The hop oxidation-reaction product may be divided into several doses for ingestion or administration according to the conditions of a subject. The hop oxidation-reaction product in the above-described amount can be fed or administered once a week or more frequently (preferably once every three days, more preferably daily) for one month (preferably 3 months, more preferably 6 months) to expect medium- and long-term effects.
The present invention will be specifically described by way of examples below, but the present invention is not limited to these examples.
A hop pellet oxidation-reaction product was made from Hallertau Perle hops (HPE variety) in the form of a pellet. The hops were ground in a mill and a heating reaction at 80° C. was maintained for 24 hours. The obtained product was subjected to the following pre-analysis treatment and then to HPLC analysis.

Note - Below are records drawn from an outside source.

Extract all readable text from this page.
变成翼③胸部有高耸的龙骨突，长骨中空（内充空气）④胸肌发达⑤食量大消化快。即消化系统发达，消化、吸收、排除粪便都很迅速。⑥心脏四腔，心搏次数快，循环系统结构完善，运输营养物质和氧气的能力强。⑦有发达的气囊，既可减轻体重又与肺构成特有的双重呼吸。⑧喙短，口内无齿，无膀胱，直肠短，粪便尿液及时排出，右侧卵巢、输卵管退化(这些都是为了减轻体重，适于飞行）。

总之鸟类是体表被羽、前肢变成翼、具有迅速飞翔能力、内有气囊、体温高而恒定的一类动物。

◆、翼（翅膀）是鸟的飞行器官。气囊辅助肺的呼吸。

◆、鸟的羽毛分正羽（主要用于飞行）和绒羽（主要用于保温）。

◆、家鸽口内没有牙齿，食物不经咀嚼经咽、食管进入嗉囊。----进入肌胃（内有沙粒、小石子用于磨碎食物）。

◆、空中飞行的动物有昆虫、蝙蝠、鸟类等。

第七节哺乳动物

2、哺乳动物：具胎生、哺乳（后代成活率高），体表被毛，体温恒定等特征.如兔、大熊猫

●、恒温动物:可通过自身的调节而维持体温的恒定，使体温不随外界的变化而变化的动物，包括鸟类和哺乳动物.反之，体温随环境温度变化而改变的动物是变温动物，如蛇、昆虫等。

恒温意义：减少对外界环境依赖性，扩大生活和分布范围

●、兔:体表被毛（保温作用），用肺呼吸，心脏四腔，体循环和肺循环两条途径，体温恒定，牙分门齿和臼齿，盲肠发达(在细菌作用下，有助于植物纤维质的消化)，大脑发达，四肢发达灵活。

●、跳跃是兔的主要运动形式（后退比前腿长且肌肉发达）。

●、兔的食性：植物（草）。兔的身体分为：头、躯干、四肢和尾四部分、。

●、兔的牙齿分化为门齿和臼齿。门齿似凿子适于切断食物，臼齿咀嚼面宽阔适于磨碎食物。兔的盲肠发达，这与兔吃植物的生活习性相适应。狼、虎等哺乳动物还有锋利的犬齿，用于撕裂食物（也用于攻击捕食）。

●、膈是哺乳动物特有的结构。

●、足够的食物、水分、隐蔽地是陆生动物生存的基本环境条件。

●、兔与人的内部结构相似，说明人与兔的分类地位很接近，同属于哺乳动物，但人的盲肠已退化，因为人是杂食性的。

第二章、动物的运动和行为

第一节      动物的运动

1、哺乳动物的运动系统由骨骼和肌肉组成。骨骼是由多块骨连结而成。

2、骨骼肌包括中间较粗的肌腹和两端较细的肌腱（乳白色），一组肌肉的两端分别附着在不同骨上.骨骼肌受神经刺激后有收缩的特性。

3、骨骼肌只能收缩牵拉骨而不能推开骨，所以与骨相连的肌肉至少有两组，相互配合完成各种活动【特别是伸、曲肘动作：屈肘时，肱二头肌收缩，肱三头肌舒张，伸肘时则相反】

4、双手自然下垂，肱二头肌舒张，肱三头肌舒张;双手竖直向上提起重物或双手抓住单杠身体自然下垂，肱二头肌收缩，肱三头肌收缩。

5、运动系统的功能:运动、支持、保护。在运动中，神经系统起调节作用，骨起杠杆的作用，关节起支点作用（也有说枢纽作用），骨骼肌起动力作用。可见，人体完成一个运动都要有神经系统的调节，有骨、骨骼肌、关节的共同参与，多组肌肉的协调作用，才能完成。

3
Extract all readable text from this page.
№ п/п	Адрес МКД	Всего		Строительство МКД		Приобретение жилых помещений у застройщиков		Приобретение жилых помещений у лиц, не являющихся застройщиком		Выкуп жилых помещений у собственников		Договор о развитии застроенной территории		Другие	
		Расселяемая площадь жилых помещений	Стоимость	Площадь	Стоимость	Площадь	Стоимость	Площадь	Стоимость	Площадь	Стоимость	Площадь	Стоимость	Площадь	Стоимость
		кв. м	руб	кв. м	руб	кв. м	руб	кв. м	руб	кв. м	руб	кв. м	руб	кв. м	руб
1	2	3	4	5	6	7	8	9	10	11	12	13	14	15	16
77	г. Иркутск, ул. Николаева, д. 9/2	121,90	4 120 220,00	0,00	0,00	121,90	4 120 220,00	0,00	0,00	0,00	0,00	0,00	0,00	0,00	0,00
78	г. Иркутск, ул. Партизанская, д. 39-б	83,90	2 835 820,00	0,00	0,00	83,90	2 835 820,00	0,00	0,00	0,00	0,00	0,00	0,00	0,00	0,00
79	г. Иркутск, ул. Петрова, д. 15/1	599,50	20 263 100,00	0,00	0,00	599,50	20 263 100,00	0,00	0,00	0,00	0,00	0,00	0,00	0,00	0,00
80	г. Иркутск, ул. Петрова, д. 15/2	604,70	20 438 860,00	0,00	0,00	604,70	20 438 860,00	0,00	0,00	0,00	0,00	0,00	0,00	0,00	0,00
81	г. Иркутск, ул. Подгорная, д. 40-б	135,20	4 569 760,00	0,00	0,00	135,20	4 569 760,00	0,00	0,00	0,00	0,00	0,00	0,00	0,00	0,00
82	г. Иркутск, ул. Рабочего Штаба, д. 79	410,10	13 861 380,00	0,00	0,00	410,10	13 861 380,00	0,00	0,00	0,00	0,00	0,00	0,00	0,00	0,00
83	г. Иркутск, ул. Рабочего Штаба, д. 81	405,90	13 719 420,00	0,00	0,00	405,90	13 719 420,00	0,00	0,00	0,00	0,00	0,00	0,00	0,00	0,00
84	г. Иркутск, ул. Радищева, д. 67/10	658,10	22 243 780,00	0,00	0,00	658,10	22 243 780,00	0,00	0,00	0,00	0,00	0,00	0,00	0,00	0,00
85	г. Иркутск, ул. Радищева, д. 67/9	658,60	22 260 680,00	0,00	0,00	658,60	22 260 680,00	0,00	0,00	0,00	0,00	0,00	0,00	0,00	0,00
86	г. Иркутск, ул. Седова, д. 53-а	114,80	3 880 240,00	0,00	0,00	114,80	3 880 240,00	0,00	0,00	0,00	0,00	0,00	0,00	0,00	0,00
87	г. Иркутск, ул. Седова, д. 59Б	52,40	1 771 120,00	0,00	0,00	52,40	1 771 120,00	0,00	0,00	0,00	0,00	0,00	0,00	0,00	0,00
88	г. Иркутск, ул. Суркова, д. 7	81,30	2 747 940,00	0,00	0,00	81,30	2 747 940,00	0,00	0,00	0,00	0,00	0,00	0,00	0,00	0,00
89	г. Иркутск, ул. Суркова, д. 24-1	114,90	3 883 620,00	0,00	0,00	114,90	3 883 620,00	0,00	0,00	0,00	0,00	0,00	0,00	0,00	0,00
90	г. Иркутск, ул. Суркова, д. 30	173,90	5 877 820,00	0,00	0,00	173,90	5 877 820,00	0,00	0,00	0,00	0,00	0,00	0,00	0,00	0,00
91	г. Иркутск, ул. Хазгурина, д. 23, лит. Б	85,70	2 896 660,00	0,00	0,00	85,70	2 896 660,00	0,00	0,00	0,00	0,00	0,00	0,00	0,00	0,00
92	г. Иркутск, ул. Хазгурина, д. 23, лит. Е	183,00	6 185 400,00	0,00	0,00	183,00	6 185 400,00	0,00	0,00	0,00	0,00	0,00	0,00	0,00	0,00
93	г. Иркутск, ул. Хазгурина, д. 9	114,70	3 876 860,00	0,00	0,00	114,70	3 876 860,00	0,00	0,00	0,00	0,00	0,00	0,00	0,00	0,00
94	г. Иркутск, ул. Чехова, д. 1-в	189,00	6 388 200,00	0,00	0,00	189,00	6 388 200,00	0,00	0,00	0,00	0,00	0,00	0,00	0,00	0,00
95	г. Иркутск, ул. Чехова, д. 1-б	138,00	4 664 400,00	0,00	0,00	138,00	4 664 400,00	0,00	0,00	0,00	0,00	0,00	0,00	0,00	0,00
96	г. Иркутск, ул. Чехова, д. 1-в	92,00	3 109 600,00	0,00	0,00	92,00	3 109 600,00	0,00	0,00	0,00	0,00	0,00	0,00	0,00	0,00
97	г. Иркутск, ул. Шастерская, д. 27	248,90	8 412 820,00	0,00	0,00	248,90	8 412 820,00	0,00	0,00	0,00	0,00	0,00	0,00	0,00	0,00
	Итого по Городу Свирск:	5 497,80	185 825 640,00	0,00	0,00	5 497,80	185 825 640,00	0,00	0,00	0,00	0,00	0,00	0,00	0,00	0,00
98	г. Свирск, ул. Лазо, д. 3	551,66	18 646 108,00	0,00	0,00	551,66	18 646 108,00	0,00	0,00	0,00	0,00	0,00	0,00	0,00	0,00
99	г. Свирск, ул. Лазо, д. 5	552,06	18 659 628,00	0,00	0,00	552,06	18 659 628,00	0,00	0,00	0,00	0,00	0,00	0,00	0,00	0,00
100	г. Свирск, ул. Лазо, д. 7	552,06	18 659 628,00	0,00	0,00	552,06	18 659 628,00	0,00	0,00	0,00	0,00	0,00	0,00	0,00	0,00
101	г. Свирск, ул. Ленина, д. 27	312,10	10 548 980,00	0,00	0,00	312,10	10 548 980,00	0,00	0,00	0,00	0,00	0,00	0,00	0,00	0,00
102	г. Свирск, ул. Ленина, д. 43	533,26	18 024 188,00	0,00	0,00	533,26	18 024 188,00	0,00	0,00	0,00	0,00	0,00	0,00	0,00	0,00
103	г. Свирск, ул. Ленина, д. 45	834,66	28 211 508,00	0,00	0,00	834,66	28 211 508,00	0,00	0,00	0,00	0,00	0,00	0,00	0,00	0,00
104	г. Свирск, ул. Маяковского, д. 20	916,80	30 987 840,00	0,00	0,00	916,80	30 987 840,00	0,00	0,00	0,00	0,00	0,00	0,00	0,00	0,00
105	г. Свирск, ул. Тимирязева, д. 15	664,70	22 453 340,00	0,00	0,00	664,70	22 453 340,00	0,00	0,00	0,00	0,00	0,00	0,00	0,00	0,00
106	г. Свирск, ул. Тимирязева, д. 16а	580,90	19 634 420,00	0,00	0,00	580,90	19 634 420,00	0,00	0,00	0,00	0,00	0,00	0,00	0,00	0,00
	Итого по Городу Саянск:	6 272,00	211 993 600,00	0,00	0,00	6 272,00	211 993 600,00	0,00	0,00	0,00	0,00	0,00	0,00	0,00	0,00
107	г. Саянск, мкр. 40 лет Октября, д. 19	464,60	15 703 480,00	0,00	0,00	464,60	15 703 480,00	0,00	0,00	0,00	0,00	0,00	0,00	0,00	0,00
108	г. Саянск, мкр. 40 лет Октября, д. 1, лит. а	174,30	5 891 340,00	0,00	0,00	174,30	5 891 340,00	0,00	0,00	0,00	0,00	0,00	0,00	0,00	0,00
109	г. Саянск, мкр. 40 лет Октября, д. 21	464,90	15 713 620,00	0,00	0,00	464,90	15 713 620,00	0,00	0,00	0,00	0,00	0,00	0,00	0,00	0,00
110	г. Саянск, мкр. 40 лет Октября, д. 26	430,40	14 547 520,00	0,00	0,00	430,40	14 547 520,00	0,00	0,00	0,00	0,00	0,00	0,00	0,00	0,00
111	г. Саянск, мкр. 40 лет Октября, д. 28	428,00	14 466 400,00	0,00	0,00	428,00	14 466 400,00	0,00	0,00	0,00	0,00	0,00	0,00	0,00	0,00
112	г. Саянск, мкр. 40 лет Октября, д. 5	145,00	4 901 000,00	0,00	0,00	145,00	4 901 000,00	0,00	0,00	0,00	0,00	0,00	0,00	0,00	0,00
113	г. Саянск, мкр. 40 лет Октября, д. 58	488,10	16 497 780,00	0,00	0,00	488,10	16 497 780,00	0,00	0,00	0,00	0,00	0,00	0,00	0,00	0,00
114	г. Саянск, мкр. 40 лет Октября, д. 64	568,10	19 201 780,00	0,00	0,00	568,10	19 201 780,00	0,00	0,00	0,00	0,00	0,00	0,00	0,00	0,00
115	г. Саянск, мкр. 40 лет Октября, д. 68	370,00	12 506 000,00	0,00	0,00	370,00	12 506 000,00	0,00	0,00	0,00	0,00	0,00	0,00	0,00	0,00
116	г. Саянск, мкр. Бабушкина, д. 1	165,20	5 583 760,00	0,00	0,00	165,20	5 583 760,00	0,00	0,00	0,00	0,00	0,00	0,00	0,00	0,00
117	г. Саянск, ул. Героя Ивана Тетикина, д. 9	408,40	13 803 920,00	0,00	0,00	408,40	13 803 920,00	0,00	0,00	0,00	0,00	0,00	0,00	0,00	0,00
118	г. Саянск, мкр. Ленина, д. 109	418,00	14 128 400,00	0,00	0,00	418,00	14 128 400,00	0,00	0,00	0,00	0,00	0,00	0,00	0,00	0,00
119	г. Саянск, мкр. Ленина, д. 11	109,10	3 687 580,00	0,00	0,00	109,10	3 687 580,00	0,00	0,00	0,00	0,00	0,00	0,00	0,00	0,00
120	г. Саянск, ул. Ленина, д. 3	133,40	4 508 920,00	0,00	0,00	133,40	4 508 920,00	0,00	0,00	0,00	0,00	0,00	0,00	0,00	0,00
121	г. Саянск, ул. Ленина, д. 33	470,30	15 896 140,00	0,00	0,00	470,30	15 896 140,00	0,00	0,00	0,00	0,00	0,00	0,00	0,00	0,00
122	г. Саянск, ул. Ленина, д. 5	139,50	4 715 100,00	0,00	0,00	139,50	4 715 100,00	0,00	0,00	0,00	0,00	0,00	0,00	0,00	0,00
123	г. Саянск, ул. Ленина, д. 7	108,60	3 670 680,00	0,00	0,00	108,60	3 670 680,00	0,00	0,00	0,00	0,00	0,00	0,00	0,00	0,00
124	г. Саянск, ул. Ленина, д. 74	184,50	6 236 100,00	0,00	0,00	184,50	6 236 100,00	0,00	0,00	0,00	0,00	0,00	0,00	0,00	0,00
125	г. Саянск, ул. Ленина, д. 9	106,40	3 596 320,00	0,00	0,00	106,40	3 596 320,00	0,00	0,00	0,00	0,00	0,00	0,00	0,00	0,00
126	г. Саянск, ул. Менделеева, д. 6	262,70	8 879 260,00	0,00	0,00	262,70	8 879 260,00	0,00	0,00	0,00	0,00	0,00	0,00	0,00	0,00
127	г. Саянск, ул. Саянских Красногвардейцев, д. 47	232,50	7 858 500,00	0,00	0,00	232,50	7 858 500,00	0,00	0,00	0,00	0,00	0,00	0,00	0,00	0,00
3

Ethanol was added to the collected product to a concentration of 10% (w/v) and extracted at 50° C. for one hour. The obtained liquid extract was diluted 10 times with ethanol.
[Components of HPLC apparatus]
System controller: CBM-20A (SHIMADZU)
Column oven: CTO-20AC (SHIMADZU)
Photodiode array detector: SPD-M20A (SHIMADZU)
Waveform analysis software: LCSolution (SHIMADZU)
[HPLC conditions]
Column: Alltima C18 2.1 mm I.D.×100 mm, particle size: 3 μm
Flow rate: 0.6 mL/min
Elution solvent A: water/phosphoric acid, 1000/0.2, (v/v)+EDTA (free), 0.02% (w/v)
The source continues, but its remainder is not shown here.